Ex-star LaFontaine going the distance for sick kids
Posted: Wednesday November 1, 2006 5:25PM; Updated: Sunday November 12, 2006 7:07PM
LaFontaine's six seasons in Buffalo included a 53-goal, 148-point campaign in 1992-93.
Brian Cazeneuve will periodically answer questions from SI.com users in his mailbag.
Eight years after he retired from the NHL, Pat LaFontaine is still a complete player: swimming, cycling, running, caring. He will be in Panama City, Florida on Saturday to compete in an Ironman Triathlon event. Never mind slashes, hooks, cross-checks and people named Volek trying to finish your pinpoint passes. LaFontaine will swim 2.4 miles, bike 112 miles and run 26.2 miles with a goal time of 12 hours 20 minutes.
The sweat and blisters are for the organization that he started six years ago -- Companions in Courage -- and for the cause that spawned it since 1993. That year, while LaFontaine was playing for the Sabres, he was undergoing rehab for a reconstructed knee when he met Robert Schwegler, a 12-year-old bone marrow transplant patient who was in a hospital isolation room in Buffalo.
To pass the time, Robert and his idol regularly played video hockey, with Robert assuming the role of LaFontaine and his ex-Sabres teammate Alexander Mogilny. One day, a nurse began to thank LaFontaine for his time and suddenly broke down.

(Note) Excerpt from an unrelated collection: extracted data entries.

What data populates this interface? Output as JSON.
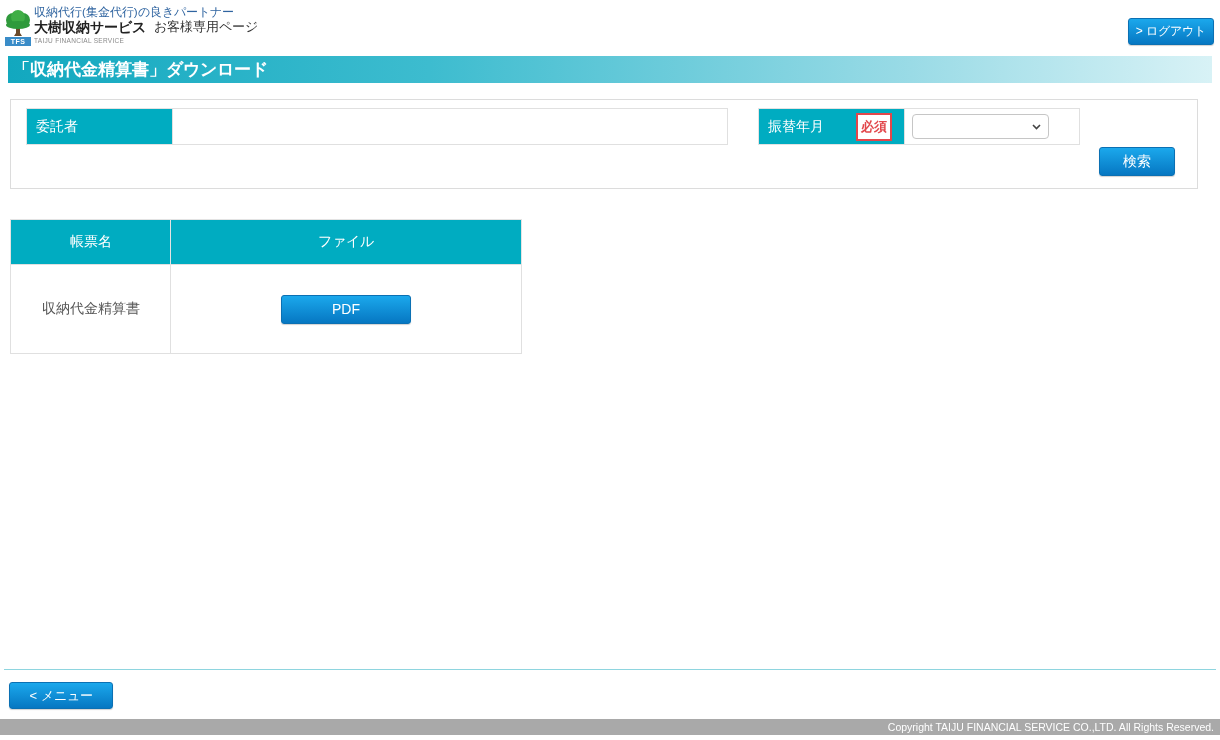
{
  "header": {
    "tagline": "収納代行(集金代行)の良きパートナー",
    "badge": "TFS",
    "brand": "大樹収納サービス",
    "brand_en": "TAIJU FINANCIAL SERVICE",
    "page_name": "お客様専用ページ",
    "logout_button": "> ログアウト"
  },
  "page_title": "「収納代金精算書」ダウンロード",
  "search": {
    "fields": [
      {
        "kind": "text",
        "label": "委託者",
        "required": false
      },
      {
        "kind": "select",
        "label": "振替年月",
        "required": true,
        "required_label": "必須"
      }
    ],
    "search_button": "検索"
  },
  "table": {
    "columns": [
      "帳票名",
      "ファイル"
    ],
    "rows": [
      {
        "name": "収納代金精算書",
        "file_button": "PDF"
      }
    ]
  },
  "footer": {
    "menu_button": "< メニュー",
    "copyright": "Copyright TAIJU FINANCIAL SERVICE CO.,LTD. All Rights Reserved."
  }
}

"You don't understand, I'm here all the time," she told him. "This is the only time he smiles." Schwegler passed away six months later and LaFontaine began to donate his time and money to helping patients like him.
As a Sabre, LaFontaine often rented luxury boxes for patients who were well enough to watch Buffalo's home games. He envisioned a chance to become more involved after his retirement from hockey, just as he fancied completing a triathlon around the time of his 40th birthday. He began Companions in Courage in 2000 and in the last three years has devoted time to building Lion's Den rooms -- respites for children with cancer and life-threatening illnesses. To date, the organization has built rooms at the Buffalo Children's Hospital and the Maria Fareri Children's Hospital in Westchester, NY with a third one at Columbia Presbyterian in New York City in the works, with hopes for as many as eight rooms in the next three years.
The rooms have four components: Xbox games with headsets to play solo or against kids in other hospitals; personal computers for patients to send email, play music or do homework; a Windows Media Center with a flat-panel video screen on which they can get, among other things, an exclusive live feed from an aquarium; and a videopod conferencing option that allows them to conference with family, friends and celebrities.
"We wanted the room to be an oasis, a safe haven for kids to escape," LaFontaine says. "They're colorful, cheerful, something that looks as far from a hospital room as possible, a place where a kid can connect to the outside world and just be a kid."